Silicon Valley is eponymous with the creation of wealth and employment through innovation in information technologies. Multiple public programs have been launched in an attempt to replicate this success. These efforts have been essentially unsuccessful, often at very high cost to taxpayers. The reasons of these failures matter, not only for public policy improvements, but also to avoid the destruction of fragile entrepreneurial environments. Thanks to Pevara’s high quality data, we will explore this topic by deconstructing Silicon Valley’s model and looking at some of its success factors, hoping in the process to draw some useful conclusions.
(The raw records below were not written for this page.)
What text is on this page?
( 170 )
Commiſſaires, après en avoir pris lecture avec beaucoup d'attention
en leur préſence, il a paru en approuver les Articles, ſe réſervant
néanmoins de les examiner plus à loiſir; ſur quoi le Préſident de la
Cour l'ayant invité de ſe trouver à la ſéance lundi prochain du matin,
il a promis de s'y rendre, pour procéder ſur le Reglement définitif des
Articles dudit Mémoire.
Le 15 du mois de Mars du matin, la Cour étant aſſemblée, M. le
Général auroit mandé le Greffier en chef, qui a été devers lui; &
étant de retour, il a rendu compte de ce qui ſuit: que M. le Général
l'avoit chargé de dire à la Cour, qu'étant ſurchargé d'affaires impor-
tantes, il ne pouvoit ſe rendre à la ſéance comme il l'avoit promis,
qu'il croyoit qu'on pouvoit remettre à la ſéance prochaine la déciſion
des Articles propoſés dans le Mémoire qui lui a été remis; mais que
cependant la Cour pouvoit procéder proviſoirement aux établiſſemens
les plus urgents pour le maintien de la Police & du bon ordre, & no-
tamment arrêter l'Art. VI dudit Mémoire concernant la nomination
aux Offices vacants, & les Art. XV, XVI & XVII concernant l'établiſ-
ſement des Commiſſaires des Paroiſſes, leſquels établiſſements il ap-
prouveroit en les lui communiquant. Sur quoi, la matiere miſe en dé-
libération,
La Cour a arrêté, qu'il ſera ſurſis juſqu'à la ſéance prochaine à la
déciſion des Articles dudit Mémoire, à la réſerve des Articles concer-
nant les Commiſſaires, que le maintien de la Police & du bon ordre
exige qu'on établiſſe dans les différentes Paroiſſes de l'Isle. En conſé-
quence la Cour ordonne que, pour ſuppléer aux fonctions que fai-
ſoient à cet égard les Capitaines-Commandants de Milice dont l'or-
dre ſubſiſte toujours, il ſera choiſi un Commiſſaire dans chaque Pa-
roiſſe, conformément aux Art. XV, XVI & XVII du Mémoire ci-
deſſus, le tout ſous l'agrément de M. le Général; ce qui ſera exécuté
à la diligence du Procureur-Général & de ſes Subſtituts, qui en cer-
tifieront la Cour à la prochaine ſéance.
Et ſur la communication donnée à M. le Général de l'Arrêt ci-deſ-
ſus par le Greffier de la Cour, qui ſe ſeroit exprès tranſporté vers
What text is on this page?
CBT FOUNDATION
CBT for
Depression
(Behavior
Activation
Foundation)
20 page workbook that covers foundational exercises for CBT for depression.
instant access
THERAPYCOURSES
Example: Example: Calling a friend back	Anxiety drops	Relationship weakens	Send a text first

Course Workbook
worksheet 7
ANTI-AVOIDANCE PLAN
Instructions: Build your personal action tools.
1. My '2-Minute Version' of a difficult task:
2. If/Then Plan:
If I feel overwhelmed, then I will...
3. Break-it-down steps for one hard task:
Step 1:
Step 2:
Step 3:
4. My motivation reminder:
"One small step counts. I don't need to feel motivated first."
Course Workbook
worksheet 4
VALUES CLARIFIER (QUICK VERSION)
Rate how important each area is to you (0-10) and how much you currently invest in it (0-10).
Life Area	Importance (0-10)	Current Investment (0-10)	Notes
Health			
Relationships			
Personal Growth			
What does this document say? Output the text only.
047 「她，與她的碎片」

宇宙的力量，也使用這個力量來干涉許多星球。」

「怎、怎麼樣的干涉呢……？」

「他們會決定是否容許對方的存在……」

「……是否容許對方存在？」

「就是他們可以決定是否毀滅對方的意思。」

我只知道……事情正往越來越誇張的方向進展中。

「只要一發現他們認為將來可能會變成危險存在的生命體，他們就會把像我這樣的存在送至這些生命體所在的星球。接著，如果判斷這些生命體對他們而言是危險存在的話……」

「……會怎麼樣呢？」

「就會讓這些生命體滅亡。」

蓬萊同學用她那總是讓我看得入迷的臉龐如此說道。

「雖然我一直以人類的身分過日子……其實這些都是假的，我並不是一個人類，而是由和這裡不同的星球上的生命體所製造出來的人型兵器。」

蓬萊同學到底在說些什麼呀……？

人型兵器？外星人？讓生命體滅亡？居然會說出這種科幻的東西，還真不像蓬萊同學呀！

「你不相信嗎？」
Deconstructing Silicon Valley

Public initiatives have failed to reproduce Silicon Valley because in many respects, it is an accident of history2. Attempting to replicate it with public top-down copycat strategies is therefore essentially doomed. Northern California has given birth to this major industrial cluster thanks to the combination of four major inputs:

  • The exploitation of fundamental and applied research produced by private and public laboratories.
  • The conversion of research into products and services notably by start-ups, some creating entire industries (such as e-commerce), others disrupting existing ones. These start-ups are the expression of the ingrained local entrepreneurial spirit, known for tinkering through “garage” innovation.
  • Venture capital (VC) provided some of the necessary resources to support these start-ups.
  • Public initiatives such as the Small Business Act3 and military budgets of the Cold War played a significant role as well.